An investor, who currently holds shares of Keryx Biopharmaceuticals, Inc. (NASDAQ: KERX), filed a lawsuit against the takeover of Keryx Biopharmaceuticals, Inc.
The plaintiff alleges that the defendants breached their fiduciary duties owed to NASDAQ: KERX stockholders by agreeing to sell Keryx Biopharmaceuticals, Inc. cheaply via an unfair process.
On Jun. 28, 2018, Akebia Therapeutics, Inc. (NASDAQ:AKBA) and Keryx Biopharmaceuticals, Inc. (NASDAQ:KERX) announced that the companies signed a merger agreement under which the companies will combine in an all-stock merger. Under the terms of the agreement, Keryx shareholders will receive 0.37433 common shares of Akebia for each share of Keryx they own, or a value of approximately $3.44 per NASDAQ: KERX shares.

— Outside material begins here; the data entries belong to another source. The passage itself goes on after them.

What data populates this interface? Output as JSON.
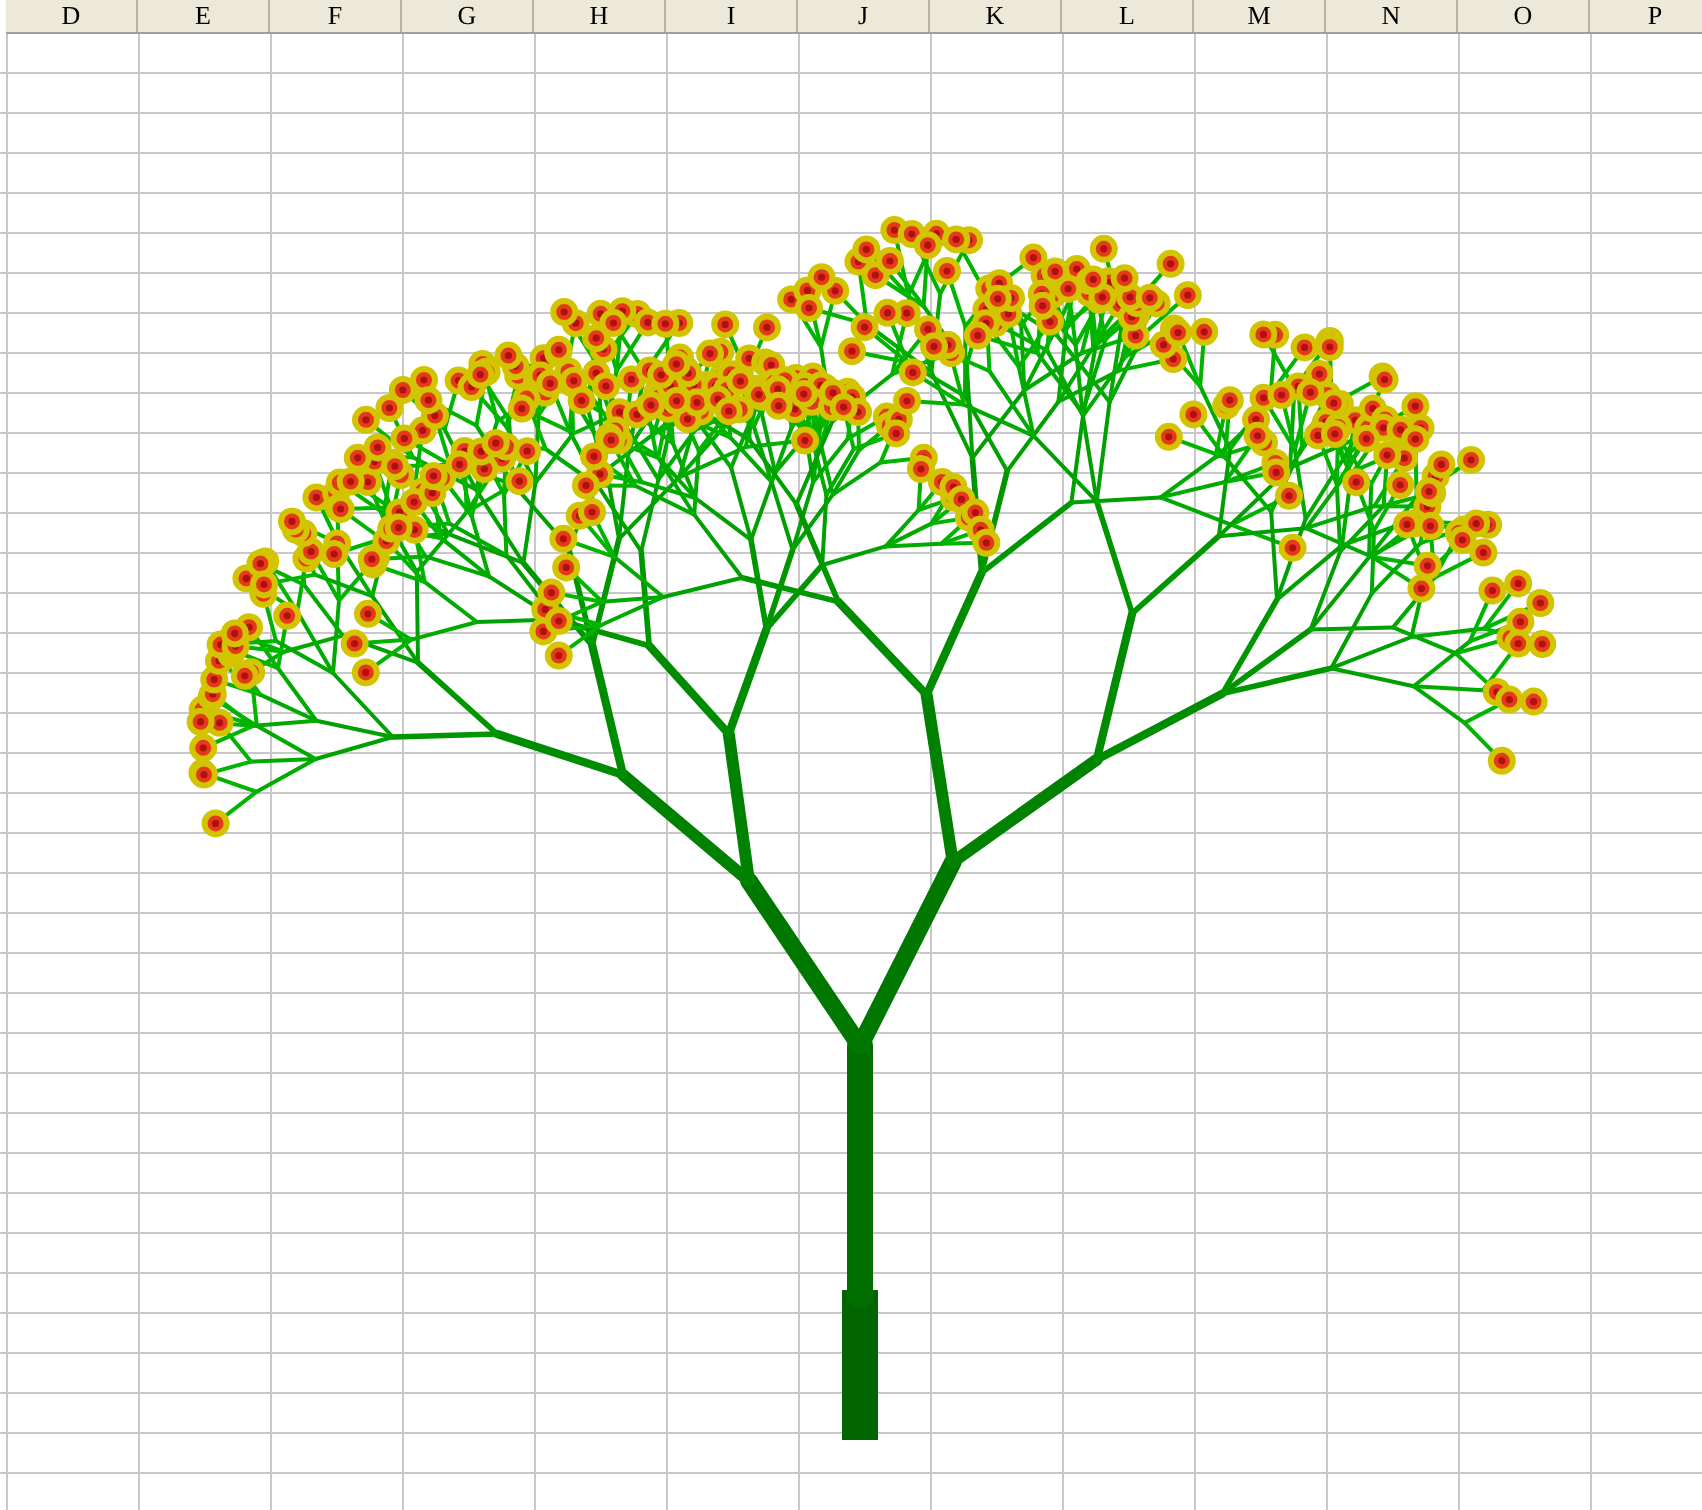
{
  "spreadsheet": {
    "column_headers": [
      "D",
      "E",
      "F",
      "G",
      "H",
      "I",
      "J",
      "K",
      "L",
      "M",
      "N",
      "O",
      "P"
    ]
  }
}
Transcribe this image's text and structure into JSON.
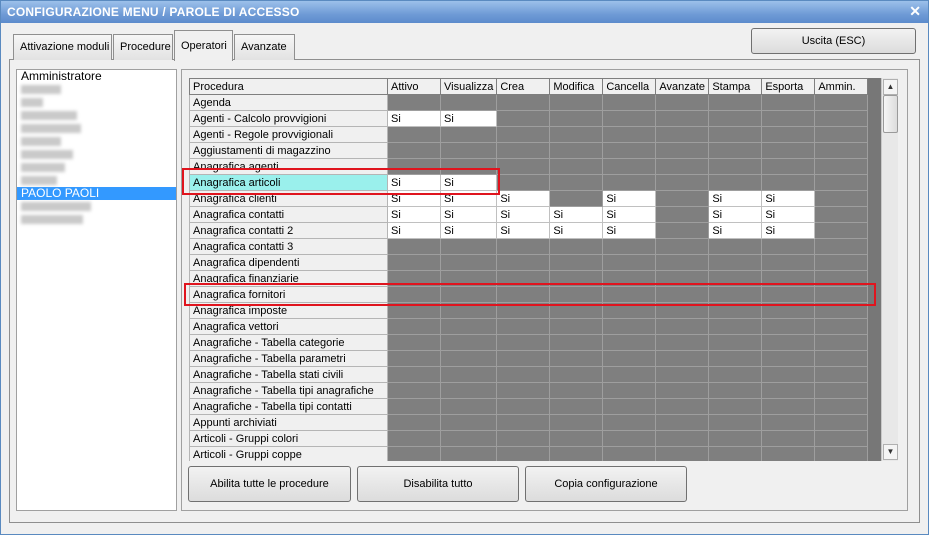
{
  "window": {
    "title": "CONFIGURAZIONE MENU / PAROLE DI ACCESSO",
    "close_glyph": "✕"
  },
  "tabs": [
    {
      "label": "Attivazione moduli",
      "active": false
    },
    {
      "label": "Procedure",
      "active": false
    },
    {
      "label": "Operatori",
      "active": true
    },
    {
      "label": "Avanzate",
      "active": false
    }
  ],
  "exit_button": "Uscita (ESC)",
  "users": [
    {
      "label": "Amministratore",
      "blurred": false,
      "selected": false
    },
    {
      "label": "",
      "blurred": true,
      "selected": false
    },
    {
      "label": "",
      "blurred": true,
      "selected": false
    },
    {
      "label": "",
      "blurred": true,
      "selected": false
    },
    {
      "label": "",
      "blurred": true,
      "selected": false
    },
    {
      "label": "",
      "blurred": true,
      "selected": false
    },
    {
      "label": "",
      "blurred": true,
      "selected": false
    },
    {
      "label": "",
      "blurred": true,
      "selected": false
    },
    {
      "label": "",
      "blurred": true,
      "selected": false
    },
    {
      "label": "PAOLO PAOLI",
      "blurred": false,
      "selected": true
    },
    {
      "label": "",
      "blurred": true,
      "selected": false
    },
    {
      "label": "",
      "blurred": true,
      "selected": false
    }
  ],
  "grid": {
    "columns": [
      "Procedura",
      "Attivo",
      "Visualizza",
      "Crea",
      "Modifica",
      "Cancella",
      "Avanzate",
      "Stampa",
      "Esporta",
      "Ammin."
    ],
    "rows": [
      {
        "procedura": "Agenda",
        "cells": [
          "",
          "",
          "",
          "",
          "",
          "",
          "",
          "",
          ""
        ]
      },
      {
        "procedura": "Agenti - Calcolo provvigioni",
        "cells": [
          "Si",
          "Si",
          "",
          "",
          "",
          "",
          "",
          "",
          ""
        ]
      },
      {
        "procedura": "Agenti - Regole provvigionali",
        "cells": [
          "",
          "",
          "",
          "",
          "",
          "",
          "",
          "",
          ""
        ]
      },
      {
        "procedura": "Aggiustamenti di magazzino",
        "cells": [
          "",
          "",
          "",
          "",
          "",
          "",
          "",
          "",
          ""
        ]
      },
      {
        "procedura": "Anagrafica agenti",
        "cells": [
          "",
          "",
          "",
          "",
          "",
          "",
          "",
          "",
          ""
        ]
      },
      {
        "procedura": "Anagrafica articoli",
        "cells": [
          "Si",
          "Si",
          "",
          "",
          "",
          "",
          "",
          "",
          ""
        ],
        "highlight": true
      },
      {
        "procedura": "Anagrafica clienti",
        "cells": [
          "Si",
          "Si",
          "Si",
          "",
          "Si",
          "",
          "Si",
          "Si",
          ""
        ]
      },
      {
        "procedura": "Anagrafica contatti",
        "cells": [
          "Si",
          "Si",
          "Si",
          "Si",
          "Si",
          "",
          "Si",
          "Si",
          ""
        ]
      },
      {
        "procedura": "Anagrafica contatti 2",
        "cells": [
          "Si",
          "Si",
          "Si",
          "Si",
          "Si",
          "",
          "Si",
          "Si",
          ""
        ]
      },
      {
        "procedura": "Anagrafica contatti 3",
        "cells": [
          "",
          "",
          "",
          "",
          "",
          "",
          "",
          "",
          ""
        ]
      },
      {
        "procedura": "Anagrafica dipendenti",
        "cells": [
          "",
          "",
          "",
          "",
          "",
          "",
          "",
          "",
          ""
        ]
      },
      {
        "procedura": "Anagrafica finanziarie",
        "cells": [
          "",
          "",
          "",
          "",
          "",
          "",
          "",
          "",
          ""
        ]
      },
      {
        "procedura": "Anagrafica fornitori",
        "cells": [
          "",
          "",
          "",
          "",
          "",
          "",
          "",
          "",
          ""
        ]
      },
      {
        "procedura": "Anagrafica imposte",
        "cells": [
          "",
          "",
          "",
          "",
          "",
          "",
          "",
          "",
          ""
        ]
      },
      {
        "procedura": "Anagrafica vettori",
        "cells": [
          "",
          "",
          "",
          "",
          "",
          "",
          "",
          "",
          ""
        ]
      },
      {
        "procedura": "Anagrafiche - Tabella categorie",
        "cells": [
          "",
          "",
          "",
          "",
          "",
          "",
          "",
          "",
          ""
        ]
      },
      {
        "procedura": "Anagrafiche - Tabella parametri",
        "cells": [
          "",
          "",
          "",
          "",
          "",
          "",
          "",
          "",
          ""
        ]
      },
      {
        "procedura": "Anagrafiche - Tabella stati civili",
        "cells": [
          "",
          "",
          "",
          "",
          "",
          "",
          "",
          "",
          ""
        ]
      },
      {
        "procedura": "Anagrafiche - Tabella tipi anagrafiche",
        "cells": [
          "",
          "",
          "",
          "",
          "",
          "",
          "",
          "",
          ""
        ]
      },
      {
        "procedura": "Anagrafiche - Tabella tipi contatti",
        "cells": [
          "",
          "",
          "",
          "",
          "",
          "",
          "",
          "",
          ""
        ]
      },
      {
        "procedura": "Appunti archiviati",
        "cells": [
          "",
          "",
          "",
          "",
          "",
          "",
          "",
          "",
          ""
        ]
      },
      {
        "procedura": "Articoli - Gruppi colori",
        "cells": [
          "",
          "",
          "",
          "",
          "",
          "",
          "",
          "",
          ""
        ]
      },
      {
        "procedura": "Articoli - Gruppi coppe",
        "cells": [
          "",
          "",
          "",
          "",
          "",
          "",
          "",
          "",
          ""
        ]
      }
    ]
  },
  "scrollbar": {
    "up_glyph": "▲",
    "down_glyph": "▼"
  },
  "buttons": {
    "enable_all": "Abilita tutte le procedure",
    "disable_all": "Disabilita tutto",
    "copy_config": "Copia configurazione"
  },
  "colors": {
    "highlight_red": "#e0141e",
    "selection_blue": "#3399ff",
    "disabled_cell": "#7f7f7f",
    "highlight_row": "#9af0ec"
  }
}
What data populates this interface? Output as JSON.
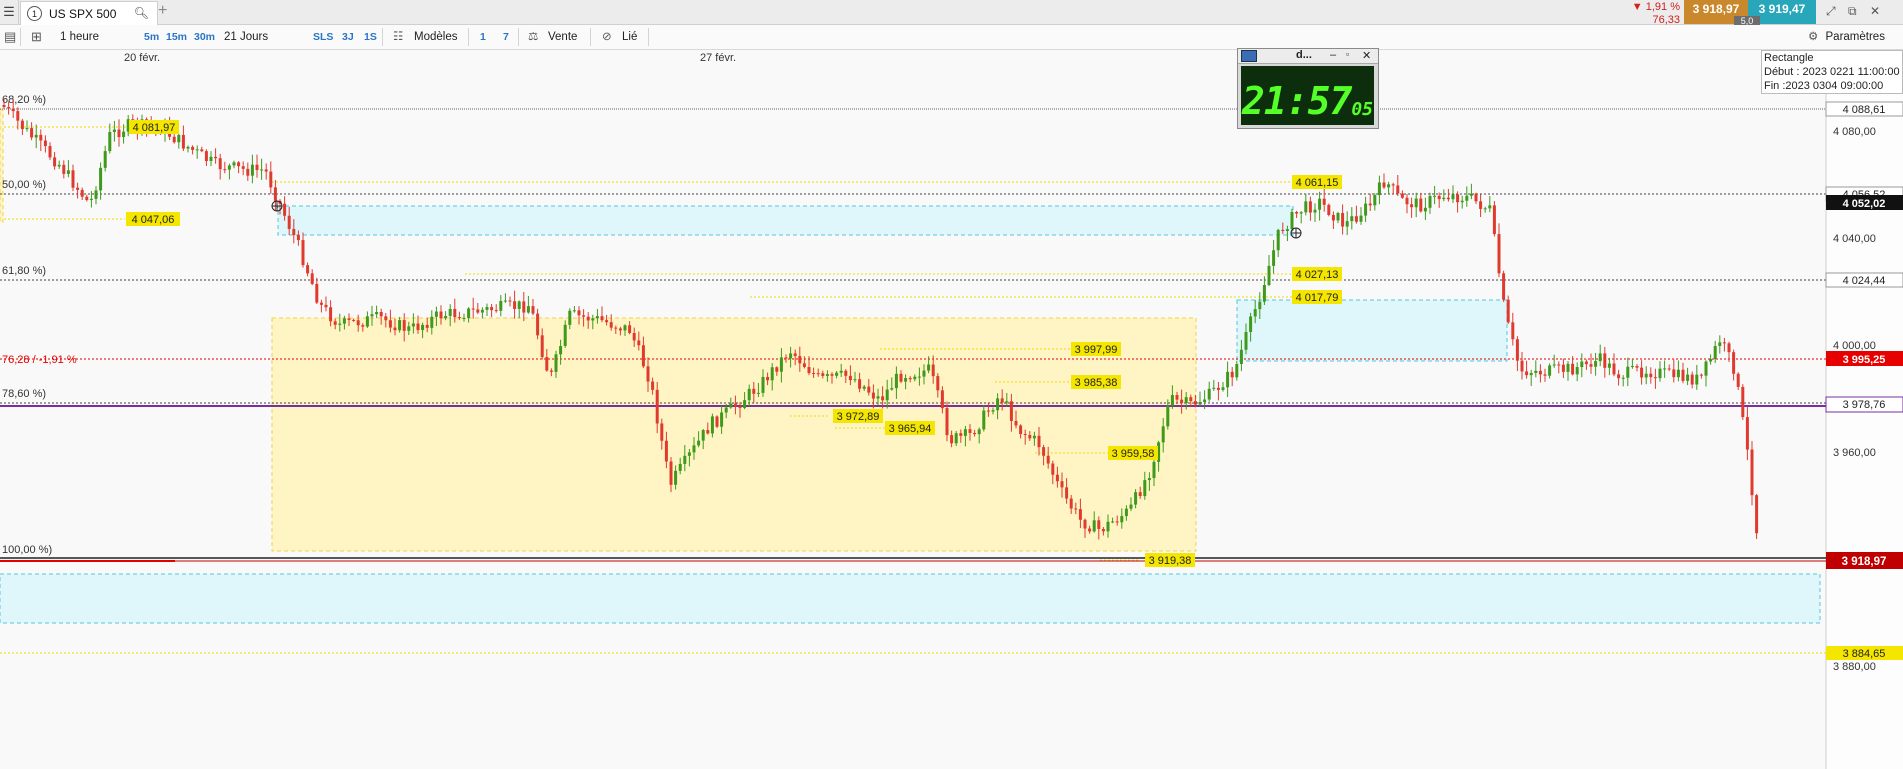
{
  "tabbar": {
    "tab_number": "1",
    "tab_title": "US SPX 500",
    "add_tab": "+",
    "change_pct": "▼ 1,91 %",
    "change_abs": "76,33",
    "bid": "3 918,97",
    "ask": "3 919,47",
    "spread": "5,0"
  },
  "toolbar": {
    "timeframe": "1 heure",
    "quick_tf": [
      "5m",
      "15m",
      "30m"
    ],
    "period": "21 Jours",
    "quick_periods": [
      "SLS",
      "3J",
      "1S"
    ],
    "templates": "Modèles",
    "page_nums": [
      "1",
      "7"
    ],
    "sell": "Vente",
    "linked": "Lié",
    "settings": "Paramètres"
  },
  "chart": {
    "date_labels": [
      "20 févr.",
      "27 févr."
    ],
    "fib_labels": [
      "68,20 %)",
      "50,00 %)",
      "61,80 %)",
      "76,28 / -1,91 %",
      "78,60 %)",
      "100,00 %)"
    ],
    "axis_ticks": [
      "4 080,00",
      "4 040,00",
      "4 000,00",
      "3 960,00",
      "3 880,00"
    ],
    "axis_tags": {
      "level_4088": "4 088,61",
      "level_4056": "4 056,52",
      "current_high": "4 052,02",
      "level_4024": "4 024,44",
      "prev_close": "3 995,25",
      "level_3978": "3 978,76",
      "last_price": "3 918,97",
      "level_3884": "3 884,65"
    },
    "price_labels": [
      "4 081,97",
      "4 047,06",
      "4 061,15",
      "4 027,13",
      "4 017,79",
      "3 997,99",
      "3 985,38",
      "3 972,89",
      "3 965,94",
      "3 959,58",
      "3 919,38"
    ],
    "colors": {
      "up": "#3d9a1b",
      "down": "#e03a2f",
      "fib_yellow": "#f5d800",
      "zone_yellow": "#fff4c4",
      "zone_blue": "#dff6fb",
      "purple_line": "#7a2ea0",
      "price_red": "#e60000"
    }
  },
  "clock": {
    "title": "d...",
    "time": "21:57",
    "seconds": "05"
  },
  "rect_info": {
    "title": "Rectangle",
    "start": "Début : 2023 0221 11:00:00",
    "end": "Fin :2023 0304 09:00:00"
  }
}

However, plaintiff claims that the proposed consideration NASDAQ: KERX shareholders will receive is grossly inadequate and undervalues Keryx Biopharmaceuticals, Inc., Indeed, at least one analyst has set the high target price for NASDAQ: KERX shares at $9.00 per share.
In addition, the plaintiff alleges that the process is also unfair NASDAQ: KERX stockholders. Indeed, given that the Baupost Group, L.L.C., which owns approximately 21.4 percent of the outstanding Keryx common stock prior to any conversion of its convertible notes, has already agreed to convert its outstanding convertible notes of Keryx into shares of Keryx common stock prior to closing and has already entered into a voting agreement in support of the transaction, and that Muneer A. Satter, Chairperson of the Akebia Board of Directors and a shareholder who owns approximately 5.3 percent of outstanding Akebia common stock, has also already agreed to support the transaction by entering into a voting agreement.
Keryx Biopharmaceuticals, Inc. reported that its annual Total Revenue rose from $31.98 million in 2016 to $60.64 million in 2017
Shares of Keryx Biopharmaceuticals, Inc. (NASDAQ: KERX) closed on October 22, 2018, at $3.11 per share.